Al mismo tiempo que el general Pavía desarrollaba las operaciones militares de «pacificación» para acabar con el movimiento cantonal en Andalucía, el general Arsenio Martínez Campos se ocupaba de las regiones de Valencia y de Murcia. El 24 de julio las tropas más avanzadas de Martínez Campos realizaron el primer intento de penetración en la ciudad de Valencia desde la cercana localidad de Catarroja, siendo rechazadas en la plaza de toros.[307] Entonces se produjo un éxodo masivo de la población, según el testimonio de Constantí Llombart.[308][309]
La Junta del Cantón Valenciano, ya sin los miembros más conservadores que habían renunciado a sus puestos,[308][277] organizó la defensa de la ciudad teniendo en cuenta que ya no había murallas porque habían sido derribadas ocho años antes, excepto las antiguas puertas de las Torres de Serranos y las Torres de Quart.[307] En una proclama del día 30 de julio firmada por Barrientos se anunciaba: «Otra vez las calles de nuestra querida capital van a ser bañadas con la sangre generosa de nuestros valientes hijos». En la misma también se decía que se disponían a combatir a los «falsos apóstoles de la República», que el gobierno de Salmerón estaba compuesto por personas «más crueles y tiranicidas que los antiguos realistas» y que lo que defendían era la «autonomía del cantón dentro de la federación».[308] Tras el fracaso de varios intentos de negociación y del ruego por parte de varios propietarios para que no lo hciera, Martínez Campos inició el sábado 2 de agosto el bombardeo de la ciudad desde Chirivella, a unos dos kilómetros al oeste de la capital, siendo respondido por el cañón que los cantonales habían emplazado en las Torres de Quart.[307][277]
El bombardeo cada vez más preciso de Valencia causó el pánico entre la población y cundió el desánimo.
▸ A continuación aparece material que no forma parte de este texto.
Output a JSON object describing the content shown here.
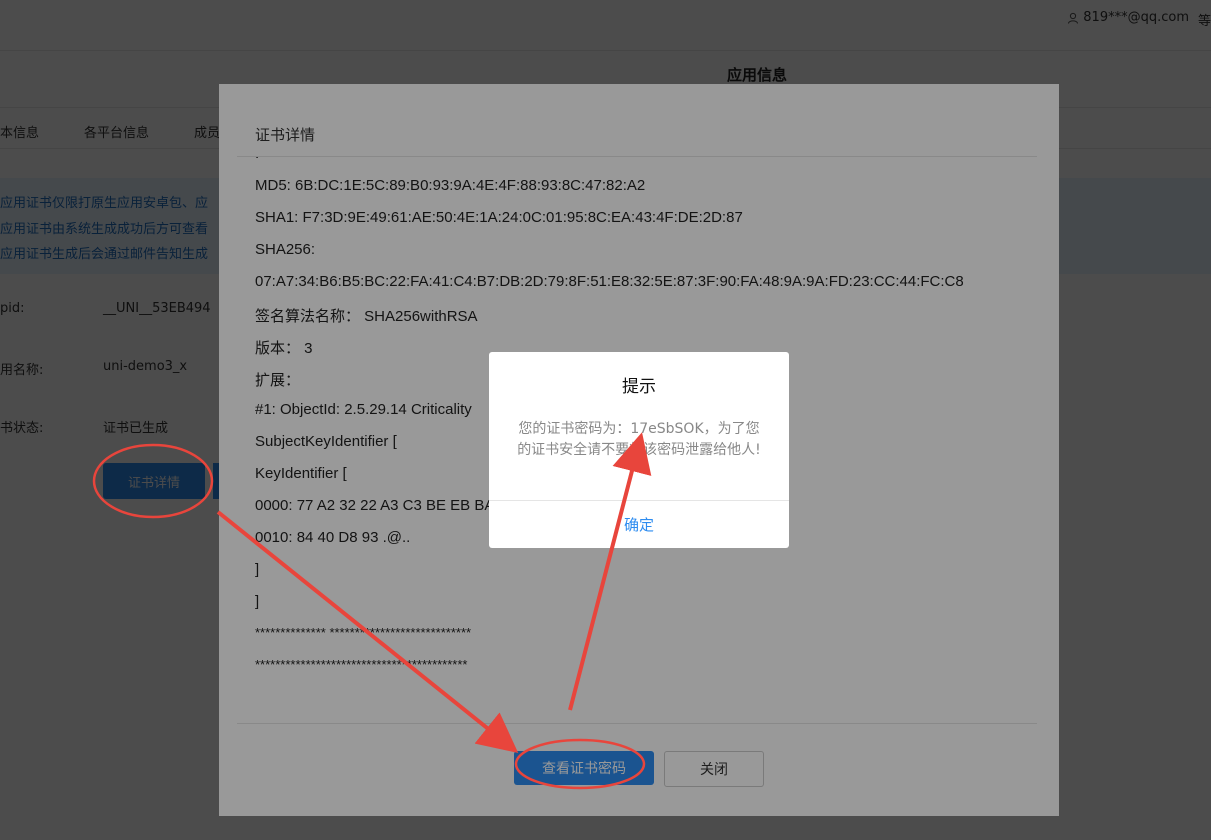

Se contabilizaban ya 200 muertos. Una comisión formada por los cónsules de Italia y de Gran Bretaña y el escritor conservador local Teodoro Llorente Olivares se entrevistó el martes 5 de agosto con el general Martínez Campos en su cuartel general de Cuart de Poblet consiguiendo la paralización del bombardeo hasta las 12 de la mañana del día siguiente. La Junta cantonal y los jefes de la milicia votaron a favor de no continuar la lucha ―32 contra 21―, por lo que las personas más comprometidas se dirigieron al puerto de Valencia acompañados de una muchedumbre para embarcar en el vapor Matilde, embargado por la Junta unos días antes, para dirigirse a Cartagena, donde iban a continuar la rebelión —embarcaron unas 800 personas—. A continuación se izó la bandera blanca en El Miguelete, la torre más alta de la ciudad. Tras trece días de lucha Martínez Campos entró en Valencia el 8 de agosto y al día siguiente hizo público un bando ordenando la disolución de las milicias y la entrega de sus armas.[310][311][277]
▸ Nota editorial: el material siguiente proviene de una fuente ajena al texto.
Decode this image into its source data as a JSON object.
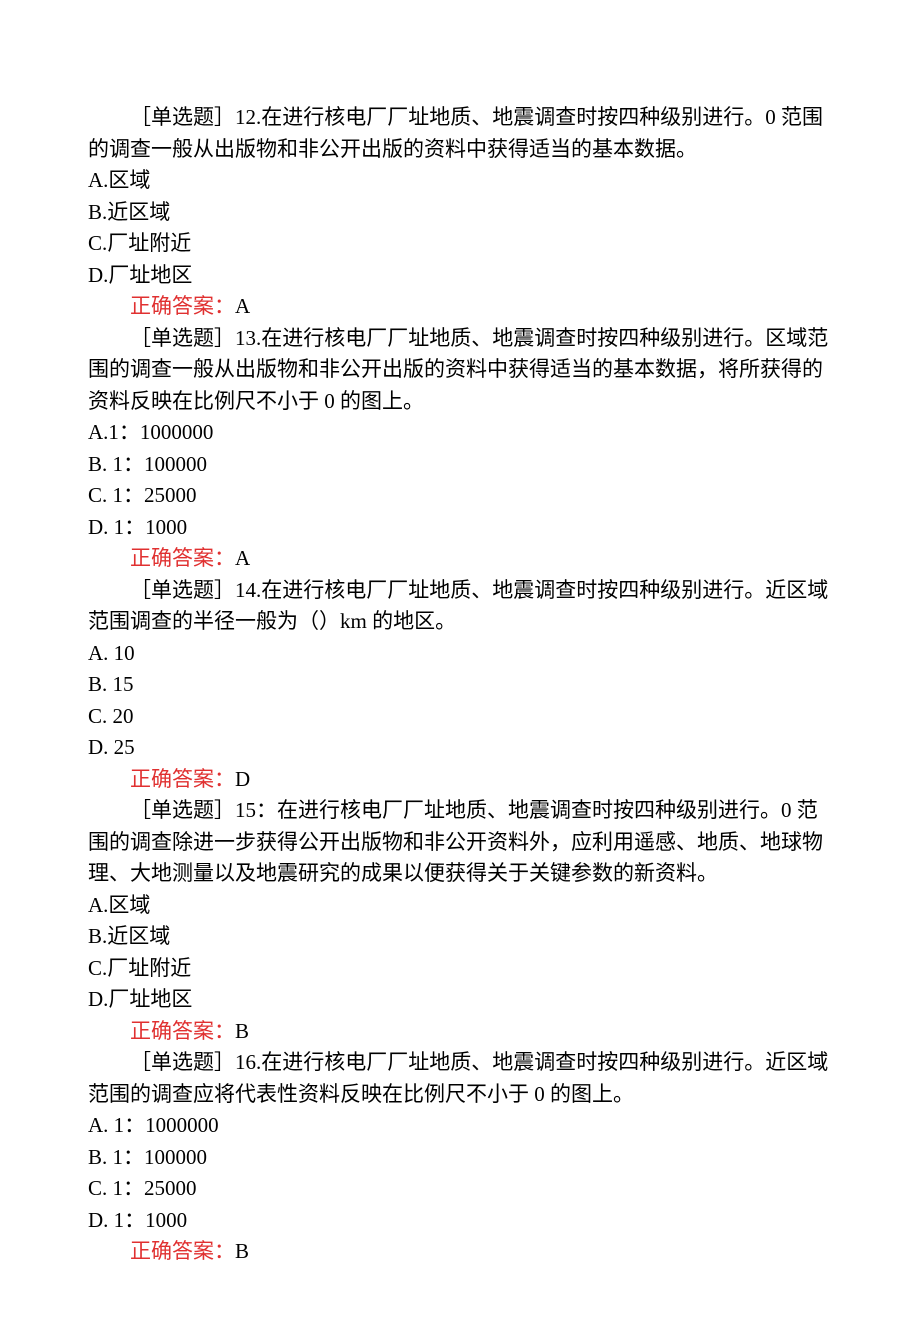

La victoria del ejército de Martínez Campos en la batalla de Chinchilla le dejó el paso libre para ocupar la ciudad de Murcia. Así el día 11 de agosto era disuelta su Junta Revolucionaria ―unos 1000 cantonalistas lograron huir a Cartagena―, por lo que solo quedó «Cartagena como símbolo de la lucha por la autonomía federativa, pero no, subrayémoslo, del separatismo que les atribuían los enemigos de los republicanos en un afán de restarles adeptos», ha afirmado José Barón Fernández.[312] Martínez Campos entró en Murcia el 12 de agosto sin encontrar resistencia.[288]
Tres días después Martínez Campos comenzaba el cerco por tierra de Cartagena que iría estrechando poco a poco y enseguida envió un informe pesimista al ministro de la guerra en el que le decía que el asedio duraría varios meses, tiempo suficiente para que «las Cortes voten la Constitución federal o cantonal que les dé el triunfo sin haber ellos arriado la bandera». Además en el informe propugnaba la mano dura para los jefes y oficiales que hubieran participado en la rebelión por su carácter «antisocial, antipatriótico y tan contraria al Ejército».[313] El 2 de septiembre el Gobierno Provisional de la Federación Española presentó la dimisión, y sus miembros se integraron en la Junta de Cartagena, que quedó como única autoridad, la Junta Soberana de Salvación Pública, presidida por Pedro Gutiérrez.[314][315][316] Martínez Campos amenazó con dimitir si no le proporcionaban artilleros expertos ―única manera de asaltar la plaza de Cartagena―, lo que implicaba que debía restablecerse el Cuerpo de artillería, disuelto el año anterior bajo la monarquía de Amadeo I, a lo que el presidente Nicolás Salmerón se oponía. La presión que recibió para que cambiara de opinión en este tema sería una de las razones de su dimisión.[317]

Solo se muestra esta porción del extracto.